Like Dennis Pritt, Day is politically labour and says he has been a labour man for 25 years. He belongs to the executive society of labour lawyers. He is an environmental activist and is the current chairman of Greenpeace in the United Kingdom; and while Dennis Pritt was once a member of parliament, Day was once a councilor.

With his background, Day is a lawyer with a political chip on his shoulder. While many lawyers view practice as the provision of legal representation in legal causes, Martyn Day views it in a wider context. His role as a lawyer extends to the crusade for social justice. He uses practice to secure more than legal justice.
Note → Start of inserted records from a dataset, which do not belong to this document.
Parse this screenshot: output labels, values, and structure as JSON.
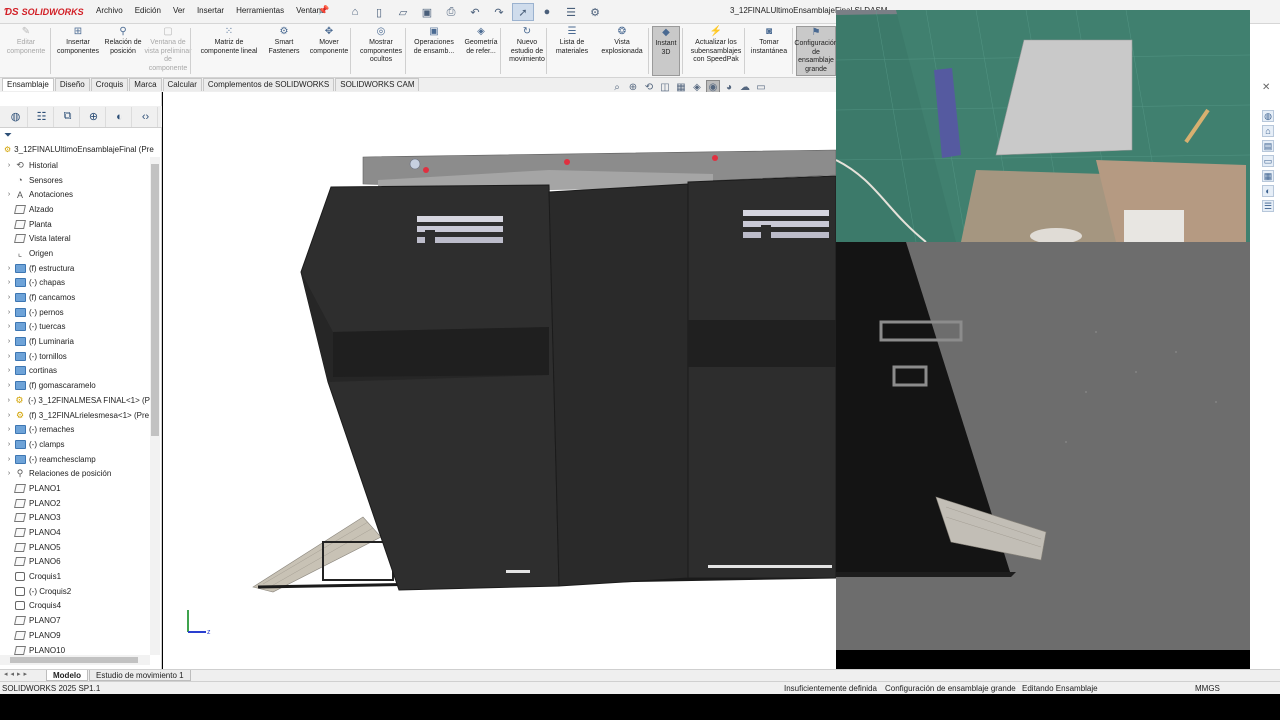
{
  "app": {
    "name": "SOLIDWORKS",
    "document_title": "3_12FINALUltimoEnsamblajeFinal.SLDASM"
  },
  "menu": [
    "Archivo",
    "Edición",
    "Ver",
    "Insertar",
    "Herramientas",
    "Ventana"
  ],
  "command_manager": [
    {
      "label": "Editar componente",
      "icon": "edit-component-icon",
      "disabled": true
    },
    {
      "label": "Insertar componentes",
      "icon": "insert-components-icon"
    },
    {
      "label": "Relación de posición",
      "icon": "mate-icon"
    },
    {
      "label": "Ventana de vista preliminar de componente",
      "icon": "preview-window-icon",
      "disabled": true
    },
    {
      "label": "Matriz de componente lineal",
      "icon": "linear-pattern-icon"
    },
    {
      "label": "Smart Fasteners",
      "icon": "smart-fasteners-icon"
    },
    {
      "label": "Mover componente",
      "icon": "move-component-icon"
    },
    {
      "label": "Mostrar componentes ocultos",
      "icon": "show-hidden-icon"
    },
    {
      "label": "Operaciones de ensamb...",
      "icon": "assembly-features-icon"
    },
    {
      "label": "Geometría de refer...",
      "icon": "reference-geometry-icon"
    },
    {
      "label": "Nuevo estudio de movimiento",
      "icon": "motion-study-icon"
    },
    {
      "label": "Lista de materiales",
      "icon": "bom-icon"
    },
    {
      "label": "Vista explosionada",
      "icon": "exploded-view-icon"
    },
    {
      "label": "Instant 3D",
      "icon": "instant3d-icon",
      "toggled": true
    },
    {
      "label": "Actualizar los subensamblajes con SpeedPak",
      "icon": "speedpak-icon"
    },
    {
      "label": "Tomar instantánea",
      "icon": "snapshot-icon"
    },
    {
      "label": "Configuración de ensamblaje grande",
      "icon": "large-assembly-icon",
      "toggled": true
    }
  ],
  "tabs": [
    "Ensamblaje",
    "Diseño",
    "Croquis",
    "Marca",
    "Calcular",
    "Complementos de SOLIDWORKS",
    "SOLIDWORKS CAM"
  ],
  "feature_manager": {
    "root": "3_12FINALUltimoEnsamblajeFinal (Pre",
    "items": [
      {
        "label": "Historial",
        "icon": "history",
        "arrow": true
      },
      {
        "label": "Sensores",
        "icon": "sensor",
        "arrow": false
      },
      {
        "label": "Anotaciones",
        "icon": "annotation",
        "arrow": true
      },
      {
        "label": "Alzado",
        "icon": "plane",
        "arrow": false
      },
      {
        "label": "Planta",
        "icon": "plane",
        "arrow": false
      },
      {
        "label": "Vista lateral",
        "icon": "plane",
        "arrow": false
      },
      {
        "label": "Origen",
        "icon": "origin",
        "arrow": false
      },
      {
        "label": "(f) estructura",
        "icon": "folder",
        "arrow": true
      },
      {
        "label": "(-) chapas",
        "icon": "folder",
        "arrow": true
      },
      {
        "label": "(f) cancamos",
        "icon": "folder",
        "arrow": true
      },
      {
        "label": "(-) pernos",
        "icon": "folder",
        "arrow": true
      },
      {
        "label": "(-) tuercas",
        "icon": "folder",
        "arrow": true
      },
      {
        "label": "(f) Luminaria",
        "icon": "folder",
        "arrow": true
      },
      {
        "label": "(-) tornillos",
        "icon": "folder",
        "arrow": true
      },
      {
        "label": "cortinas",
        "icon": "folder",
        "arrow": true
      },
      {
        "label": "(f) gomascaramelo",
        "icon": "folder",
        "arrow": true
      },
      {
        "label": "(-) 3_12FINALMESA FINAL<1> (P",
        "icon": "component",
        "arrow": true
      },
      {
        "label": "(f) 3_12FINALrielesmesa<1> (Pre",
        "icon": "component",
        "arrow": true
      },
      {
        "label": "(-) remaches",
        "icon": "folder",
        "arrow": true
      },
      {
        "label": "(-) clamps",
        "icon": "folder",
        "arrow": true
      },
      {
        "label": "(-) reamchesclamp",
        "icon": "folder",
        "arrow": true
      },
      {
        "label": "Relaciones de posición",
        "icon": "mates",
        "arrow": true
      },
      {
        "label": "PLANO1",
        "icon": "plane",
        "arrow": false
      },
      {
        "label": "PLANO2",
        "icon": "plane",
        "arrow": false
      },
      {
        "label": "PLANO3",
        "icon": "plane",
        "arrow": false
      },
      {
        "label": "PLANO4",
        "icon": "plane",
        "arrow": false
      },
      {
        "label": "PLANO5",
        "icon": "plane",
        "arrow": false
      },
      {
        "label": "PLANO6",
        "icon": "plane",
        "arrow": false
      },
      {
        "label": "Croquis1",
        "icon": "sketch",
        "arrow": false
      },
      {
        "label": "(-) Croquis2",
        "icon": "sketch",
        "arrow": false
      },
      {
        "label": "Croquis4",
        "icon": "sketch",
        "arrow": false
      },
      {
        "label": "PLANO7",
        "icon": "plane",
        "arrow": false
      },
      {
        "label": "PLANO9",
        "icon": "plane",
        "arrow": false
      },
      {
        "label": "PLANO10",
        "icon": "plane",
        "arrow": false
      }
    ]
  },
  "bottom_tabs": [
    "Modelo",
    "Estudio de movimiento 1"
  ],
  "status_bar": {
    "version": "SOLIDWORKS 2025 SP1.1",
    "definition": "Insuficientemente definida",
    "config": "Configuración de ensamblaje grande",
    "mode": "Editando Ensamblaje",
    "units": "MMGS"
  },
  "colors": {
    "brand": "#d21f26",
    "model_dark": "#2b2b2b",
    "webcam_mat": "#2e6b5e"
  }
}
“I think I have been extremely lucky in finding a field that totally suits my character,” he says, “my primary interest in being a lawyer is to assist individual people who have been harmed by the corporate world or by government and to try and give them some sort of justice for what they have been through.”

According to Day, a social justice oriented lawyer looks beyond the legal process. His client is not just after a legal victory. He also needs a psychological victory. “the other side of it is the significance of showing the people that they do not always have to accept what life brings to them,” he adds. “hopefully our work will encourage the people to feel that if anything like this ever happens again, then they can immediately have the courage to stand up.”

Day makes his clients understand the nature of the injustice and explains the reason for the victory. He also ensures that the monetary compensation is meaningful to the client. In Dol Dol where his clients on the Kenya munitions case live, he is working with the banks and NGOs to ensure that the claimant use their money wisely. Without this intervention, most of his clients would I years to come go back to the poverty that their injuries had subjected them to.

The media is an invaluable partner in Day’s type of practice, first, it is useful in sensitizing both the clients and the rest of society to the elements of the case. This is a effective way of explaining the injustices and the reason for the victory. Secondly, it helps sway public opinion to the crusade elements of the case, without which many such cases are lost.

Without the pressure of public opinion, judges can, in some crucial cases, decide in unbelievable ways. Possibly that is what happened to Day in cases he filed in the UK against tobacco companies. “I felt at my lowest and felt like giving up. I felt it was a total travesty of justice and that the cases were dismissed by the judge when there was so much evidence against the tobacco industry.” No doubt Jeremy Bentham was right when he said that publicity is the very soul of justice. When describing his tribulations at Kapenguria, Dennis Pritt spoke of how he used the media the fight back the system that was put in place to frustrate his work.

“fortunately, I had already a very powerful weapon in my hands, in that the press – not merely some good Nairobi journalists but the foreign correspondents already mentioned – were there in force, and on the alert; and I only had to tell the district commissioner over the telephone that if I didn’t have an unrestricted pass within half an hour, he would be on the headlines of half the British press the following morning to get the pass at once.”

In Day, we have a reincarnated Dennis Pritt. The latter represented clients in the USA, India, West Germany, Belgium, Pakistan, Algeria, South Africa, Kenya, British Guyana, Singapore, Ceylon, Cyprus, Uganda and Tanganyika. Day has begun his international circuit and has handled cases in Japan, Germany, South Africa, Kenya, Swaziland and Bangladesh.

At the age of 46, he has in illustrious politico-legal career ahead, bearing in mind that pritt begun his circuit at the age of 62. While Pritt continuously embarrassed his government by taking political cases in the colonies, Day is embarrassing it by asking it to pay for its injustices. This may not earn him many friends at home but we hope that the day he will write his memoirs; he shall have a “full and happy heart” like Dennis Nowell Pritt.